Business Lending: Competitive Dynamics Among the Majors

The second half of 2025 is shaping up to be a pivotal period for business credit growth, and major banks are ramping up their competition. National Australia Bank (NAB), the traditional leader in business banking, is facing pressure from the Commonwealth Bank of Australia (CBA), which has been aggressively chasing market share.

The recent leadership change at NAB’s business bank sees Kelly Bayer Rosmarin take the reins amid signs of slowing growth. NAB’s commercial loan book, at $134 billion, grew just 3.2% in the June quarter—its weakest expansion in 18 months. In contrast, CBA recorded 5.4% growth in its business lending portfolio, accelerating its recent momentum and closing the market share gap.

Importantly, the shift is not just about volumes. CBA has been targeting higher-quality SME borrowers with broader relationship offerings, including digital lending solutions and integrated treasury services. Meanwhile, NAB is reorienting its strategy, focusing on relationship banking and customer segmentation, particularly among mid-sized corporates and agri-businesses. Both banks see the business lending market as a key battleground for margin resilience in a lower housing credit growth environment.

From the perspective of private credit providers, the competitive repositioning among the majors presents both challenges and opportunities. On the one hand, heightened bank activity may put pressure on margins in some borrower segments. On the other hand, the increasingly segmented and tech-driven nature of bank offerings leaves gaps, particularly for non-bank lenders who can offer speed, flexibility, and tailored warehouse funding solutions to specialist originators servicing niche SME cohorts.

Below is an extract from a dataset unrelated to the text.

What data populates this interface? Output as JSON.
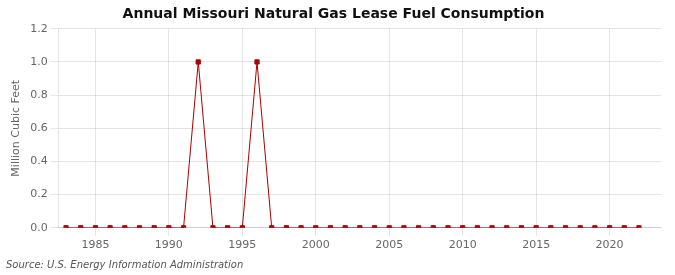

We continue to see strong demand from business lenders seeking scalable capital solutions outside the big four. This is especially true in areas where the banks remain risk-averse, including asset-backed working capital finance, trade credit, and unsecured lending to thin-file borrowers. As bank appetite becomes more barbell-shaped—chasing either large, low-risk corporates or fully digitised microbusinesses—the space for non-bank intermediaries to deliver value through credit expertise and agile structuring only expands.

Looking Ahead

With the RBA poised to review its monetary policy settings, markets are watching for a potential shift in tone. A modest loosening cycle beginning in late Q3 remains a distinct possibility. We anticipate an interest rate cut on August 12.

At Aura Private Credit, we remain focused on partnering with Australian business lenders who can navigate this evolving environment, supporting real economy growth through disciplined credit underwriting and funding solutions aligned to structural economic tailwinds.